Formula1 (F1) has decided to approve a host of new changes to its rules for the upcoming season including the one concerning shortened races.
The issue of rules anent shortened races came to the fore at last year’s Japanese Grand Prix when Max Verstappen was awarded complete points and awarded the F1 drivers title despite the race lasting for only 28 out of 53 laps.
Everyone, including Verstappen himself, was left confused about the outcome but a full haul was enough to give him a second world title with 4 races to spare.
The Formula One commission, which groups the 10 teams and governing FIA as well as the commercial rights holder, held a meeting to approve a change of wording “to ensure that shorter races have reduced points even if they don’t finish with a suspended race.”
The FIA also explained that at the time that the reduced points rule only applied to Grands Prix which were suspended and could not be resumed.

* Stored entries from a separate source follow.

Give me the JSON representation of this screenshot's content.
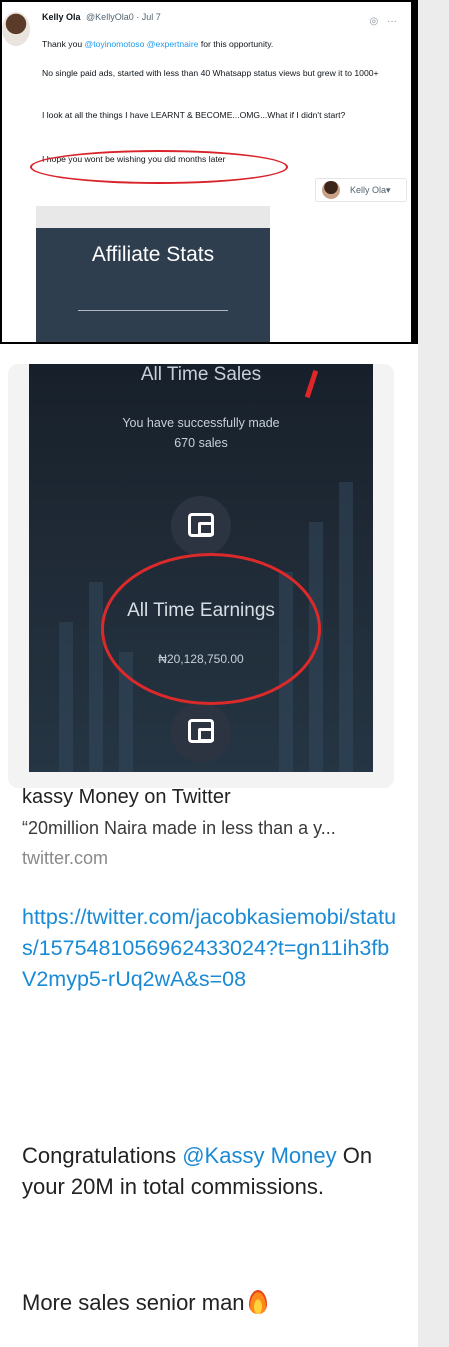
{
  "tweet": {
    "author_name": "Kelly Ola",
    "handle_time": "@KellyOla0 · Jul 7",
    "more_icon": "ellipsis-icon",
    "camera_icon": "camera-icon",
    "line1_pre": "Thank you ",
    "line1_mention1": "@toyinomotoso",
    "line1_mention2": " @expertnaire",
    "line1_post": " for this opportunity.",
    "para2": "No single paid ads, started with less than 40 Whatsapp status views but grew it to 1000+",
    "para3": "I look at all the things I have LEARNT & BECOME...OMG...What if I didn't start?",
    "para4": "I hope you wont be wishing you did months later",
    "profile_chip": "Kelly Ola",
    "stats_title": "Affiliate Stats"
  },
  "preview": {
    "all_time_sales": "All Time Sales",
    "sales_line1": "You have successfully made",
    "sales_line2": "670 sales",
    "earnings_label": "All Time Earnings",
    "earnings_value": "₦20,128,750.00",
    "link_title": "kassy Money on Twitter",
    "link_desc": "“20million Naira made in less than a y...",
    "link_domain": "twitter.com"
  },
  "message": {
    "url": "https://twitter.com/jacobkasiemobi/status/1575481056962433024?t=gn11ih3fbV2myp5-rUq2wA&s=08",
    "congrats_pre": "Congratulations ",
    "congrats_mention": "@Kassy Money",
    "congrats_post": " On your 20M in total commissions.",
    "closing": "More sales senior man"
  },
  "colors": {
    "link": "#1a8ad4",
    "highlight_circle": "#dc2a2a",
    "card_dark": "#2f3e4f"
  }
}
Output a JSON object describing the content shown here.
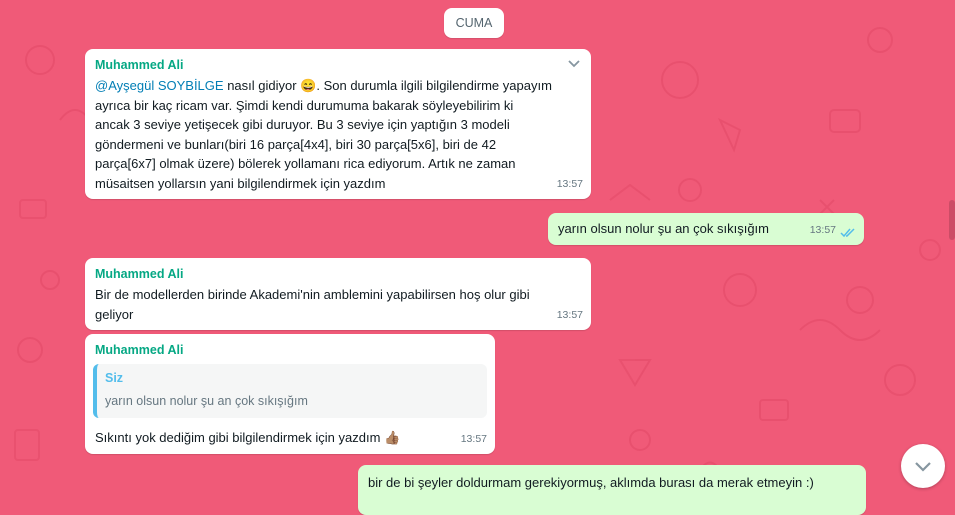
{
  "date_divider": "CUMA",
  "messages": [
    {
      "sender": "Muhammed Ali",
      "mention": "@Ayşegül SOYBİLGE",
      "text_after_mention": " nasıl gidiyor ",
      "emoji": "😄",
      "line1_rest": ". Son durumla ilgili bilgilendirme yapayım",
      "line2": "ayrıca bir kaç ricam var. Şimdi kendi durumuma bakarak söyleyebilirim ki",
      "line3": "ancak 3 seviye yetişecek gibi duruyor. Bu 3 seviye için yaptığın 3 modeli",
      "line4": "göndermeni ve bunları(biri 16 parça[4x4], biri 30 parça[5x6], biri de 42",
      "line5": "parça[6x7] olmak üzere) bölerek yollamanı rica ediyorum. Artık ne zaman",
      "line6": "müsaitsen yollarsın yani bilgilendirmek için yazdım",
      "time": "13:57"
    },
    {
      "text": "yarın olsun nolur şu an çok sıkışığım",
      "time": "13:57"
    },
    {
      "sender": "Muhammed Ali",
      "line1": "Bir de modellerden birinde Akademi'nin amblemini yapabilirsen hoş olur gibi",
      "line2": "geliyor",
      "time": "13:57"
    },
    {
      "sender": "Muhammed Ali",
      "quote_author": "Siz",
      "quote_text": "yarın olsun nolur şu an çok sıkışığım",
      "text": "Sıkıntı yok dediğim gibi bilgilendirmek için yazdım ",
      "emoji": "👍🏽",
      "time": "13:57"
    },
    {
      "text": "bir de bi şeyler doldurmam gerekiyormuş, aklımda burası da merak etmeyin :)"
    }
  ],
  "icons": {
    "chevron": "chevron-down-icon",
    "read_receipt": "double-check-icon",
    "scroll_down": "scroll-down-icon"
  },
  "colors": {
    "background": "#f05a78",
    "incoming_bubble": "#ffffff",
    "outgoing_bubble": "#d9fdd3",
    "sender_name": "#06a884",
    "mention": "#027eb5",
    "read_ticks": "#53bdeb"
  }
}
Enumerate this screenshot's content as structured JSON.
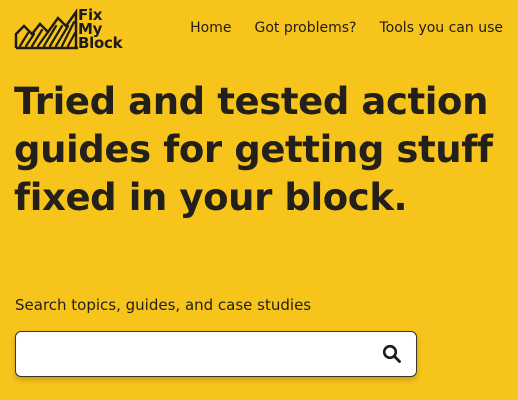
{
  "brand": {
    "logo_text": "Fix\nMy\nBlock",
    "logo_icon": "city-skyline-icon"
  },
  "nav": {
    "items": [
      {
        "label": "Home"
      },
      {
        "label": "Got problems?"
      },
      {
        "label": "Tools you can use"
      }
    ]
  },
  "hero": {
    "title": "Tried and tested action guides for getting stuff fixed in your block."
  },
  "search": {
    "label": "Search topics, guides, and case studies",
    "value": "",
    "placeholder": "",
    "button_icon": "search-icon"
  },
  "colors": {
    "background": "#F6C41B",
    "text": "#231F1B",
    "input_bg": "#FFFFFF"
  }
}
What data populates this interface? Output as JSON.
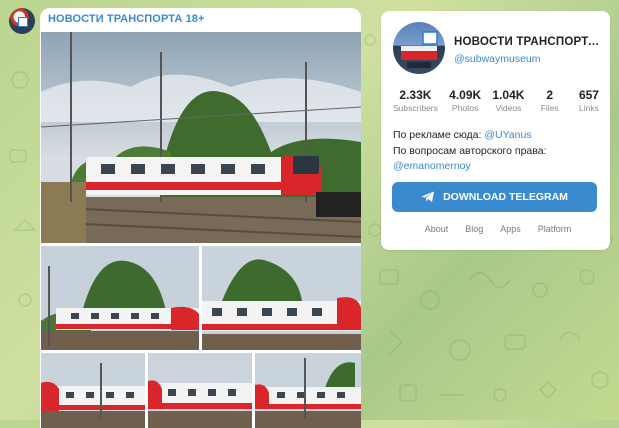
{
  "post": {
    "channel_title": "НОВОСТИ ТРАНСПОРТА 18+",
    "photo_count": 6
  },
  "channel": {
    "name": "НОВОСТИ ТРАНСПОРТА...",
    "handle": "@subwaymuseum",
    "stats": [
      {
        "value": "2.33K",
        "label": "Subscribers"
      },
      {
        "value": "4.09K",
        "label": "Photos"
      },
      {
        "value": "1.04K",
        "label": "Videos"
      },
      {
        "value": "2",
        "label": "Files"
      },
      {
        "value": "657",
        "label": "Links"
      }
    ],
    "ad_text": "По рекламе сюда:",
    "ad_contact": "@UYanus",
    "copyright_text": "По вопросам авторского права:",
    "copyright_contact": "@emanomernoy",
    "download_label": "DOWNLOAD TELEGRAM",
    "footer_links": [
      "About",
      "Blog",
      "Apps",
      "Platform"
    ]
  },
  "colors": {
    "accent": "#3a8ad0",
    "train_red": "#d9262b",
    "background": "#c3d98f"
  },
  "icons": {
    "download": "telegram-plane-icon"
  }
}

The Japanese GP did resume after a two-hour break so a complete awarding of points was justified.
In other changes, the commission also agreed “to relax the regulation of radio messages to and from the drivers at all times during a competition.”
A wet-weather tyre compound was approved that performed better and did not require the use of tyre blankets to get up to the temperatures. It will come into play from Imola in May.
Teams have also been given an extra $1.2 million room on the cost cap, on top of a base of $135 million for the season, to reflect the calendar stretching to a record 23 rounds.
The new F1 season will start on March 5th in Bahrain.